Meloni gioca di contropiede alla Camera sui nuovi assetti europei

Giorgia Meloni ha giocato di contropiede alla Camera  -per stare nel clima dei campionati europei di calcio in corso- replicando agli interventi nella discussione sulle sue comunicazioni di rito alla vigilia del Consiglio Europeo. Che si aprirà domani ed è stato proceduto da un accordo annunciato fra popolari, socialisti e liberali per confermare la tedesca Ursula von der Leyen alla presidenza della Commissione di Bruxelles, far salire il portoghese Antonio Costa alla presidenza del Consiglio e destinare l’estone Kaja Kallas al posto di commissaria per gli affari esteri e la sicurezza.

Marianna Madia a Montecitorio

         A difendere e motivare questa intesa era intervenuta nell’aula di Montecitorio l’ex ministra del Pd Marianna Madia richiamandosi alla forza e alla logica dei numeri derivati, secondo lei, dai risultati delle elezioni europee dell’8 e 9 giugno.
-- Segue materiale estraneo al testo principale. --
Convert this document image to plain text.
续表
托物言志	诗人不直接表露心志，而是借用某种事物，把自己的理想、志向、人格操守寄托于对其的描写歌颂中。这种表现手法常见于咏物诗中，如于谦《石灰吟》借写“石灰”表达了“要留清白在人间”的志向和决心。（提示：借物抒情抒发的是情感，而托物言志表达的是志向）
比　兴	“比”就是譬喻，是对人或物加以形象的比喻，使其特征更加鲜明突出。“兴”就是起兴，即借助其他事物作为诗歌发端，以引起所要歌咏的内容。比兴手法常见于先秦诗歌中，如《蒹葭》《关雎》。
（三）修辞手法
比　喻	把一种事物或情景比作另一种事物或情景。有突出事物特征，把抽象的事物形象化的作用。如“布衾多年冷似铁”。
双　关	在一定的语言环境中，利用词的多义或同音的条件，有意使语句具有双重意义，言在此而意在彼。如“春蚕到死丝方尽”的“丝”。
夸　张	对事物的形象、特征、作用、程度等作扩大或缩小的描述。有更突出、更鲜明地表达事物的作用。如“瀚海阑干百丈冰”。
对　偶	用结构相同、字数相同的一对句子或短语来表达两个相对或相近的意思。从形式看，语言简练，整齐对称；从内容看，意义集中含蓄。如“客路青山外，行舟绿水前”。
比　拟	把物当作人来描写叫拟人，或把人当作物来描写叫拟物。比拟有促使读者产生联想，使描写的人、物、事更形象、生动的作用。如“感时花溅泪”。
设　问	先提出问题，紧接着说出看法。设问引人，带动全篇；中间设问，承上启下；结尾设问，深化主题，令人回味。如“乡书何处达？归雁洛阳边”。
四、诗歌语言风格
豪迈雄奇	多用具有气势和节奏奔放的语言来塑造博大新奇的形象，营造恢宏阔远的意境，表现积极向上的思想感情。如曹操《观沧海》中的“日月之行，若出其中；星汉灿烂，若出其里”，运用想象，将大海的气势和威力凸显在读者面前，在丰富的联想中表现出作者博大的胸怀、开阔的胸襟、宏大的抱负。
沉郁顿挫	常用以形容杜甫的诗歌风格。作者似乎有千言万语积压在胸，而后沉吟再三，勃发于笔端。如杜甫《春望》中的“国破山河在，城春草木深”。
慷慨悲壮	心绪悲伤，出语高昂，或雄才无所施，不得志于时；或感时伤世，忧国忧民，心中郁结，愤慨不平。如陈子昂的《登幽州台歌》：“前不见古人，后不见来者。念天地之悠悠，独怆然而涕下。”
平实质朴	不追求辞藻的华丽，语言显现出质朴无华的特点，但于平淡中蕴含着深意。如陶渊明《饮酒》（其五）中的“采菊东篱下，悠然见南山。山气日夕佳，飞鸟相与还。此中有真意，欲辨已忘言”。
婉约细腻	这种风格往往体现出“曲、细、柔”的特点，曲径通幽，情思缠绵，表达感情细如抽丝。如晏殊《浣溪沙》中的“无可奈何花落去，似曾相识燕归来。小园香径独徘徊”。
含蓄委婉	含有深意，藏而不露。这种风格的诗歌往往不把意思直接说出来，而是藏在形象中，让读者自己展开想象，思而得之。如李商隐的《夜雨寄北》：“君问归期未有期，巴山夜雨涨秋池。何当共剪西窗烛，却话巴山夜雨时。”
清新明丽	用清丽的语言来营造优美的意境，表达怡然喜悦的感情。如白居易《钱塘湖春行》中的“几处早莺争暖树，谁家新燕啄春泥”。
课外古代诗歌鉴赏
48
Nelle quali hanno riportato più voti, nell’ordine, il Partito Popolare cui appartiene la presidente uscente e rientrante della Commissione, il Partito Socialista cui appartiene l’ex premier del Portogallo Costa e i liberali generalmente riferiti al presidente francese Emmanuel Macron, e rappresentati dalla premier estone Kallas nell’organigramma predisposto negli incontri e contatti informali dei giorni scorsi.

         La premier Meloni ha paradossalmente ringraziato  l’oratrice del Pd, esprimendole anche “simpatia personale”, per avere evocato  “i  numeri”. Che però sono già cambiati dopo le elezioni per il rinnovo del Parlamento europeo, avendo il gruppo del partito conservatore da lei guidato, pur fuori dall’assemblea di Strasburgo, sorpassato i liberali con adesioni sopraggiunte alla proclamazione dei risultati. E da terzo partito quello della Meloni rivendica i relativi diritti e ruolo.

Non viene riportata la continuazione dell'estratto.